Usually when someone gets laid off from their job they cut corners until they land themself a new job — at least that was the case during the Great Recession when some 15 million people lost their jobs.
But the pandemic has proven to be anything but business as usual.
Millions of Americans received an extra $600 a week in pandemic-related unemployment benefits from March 2020 to July 2020, and $300 from January 2021, the last of which are due to expire on Sept. 7.
Despite more than 23 million job losses during the pandemic-induced recession, those individuals didn’t cut back on spending.
In the first half of 2020, median spending levels for those laid off during the pandemic were 10% higher than what they had been pre-pandemic, according to research published by the JPMorgan Chase Institute JPM this week.
The report is based on data from de-identified Chase checking account customers that date back to 2007, including some 2 million customers that experienced job loss.

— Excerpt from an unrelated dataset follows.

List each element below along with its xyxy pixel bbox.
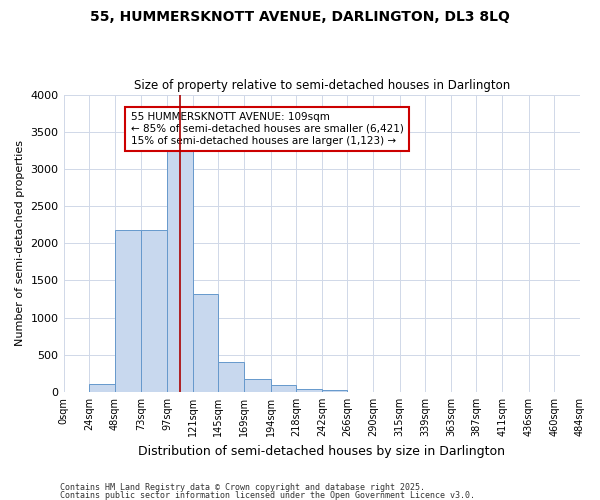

Without the extra $600 in unemployment benefits, the researchers estimate that median spending levels of individuals laid off could have declined 5% to 10% compared to spending levels prior to the pandemic.
Unemployment supplements during the pandemic “really prevented jobless workers from having to cut back on spending,” said Fiona Greig, co-president of JPMorgan Chase Institute.
In the first half of 2020, median spending levels for those laid off during the pandemic were 10% higher than what they had been pre-pandemic
“We also found that low-liquidity and Black and Latinx families exhibit a stronger spending response to jobless benefits, illustrating that targeting income supports to low-liquidity families can limit welfare losses in the face of job loss and stimulate aggregate demand.”
In fact, some started spending more once it expired in July using the money they stashed away from prior weeks of unemployment benefits, separate Chase data suggests.
And now? More than 17 months into the pandemic, there remains a record 10.1 million job openings in the U.S. while some 8.7 million people remain unemployed.
More than 7 million Americans did not work during July 21 through Aug. 2 to look after children while some daycares and schools remain closed, according to data from the U.S. Census Bureau’s Household Pulse Survey.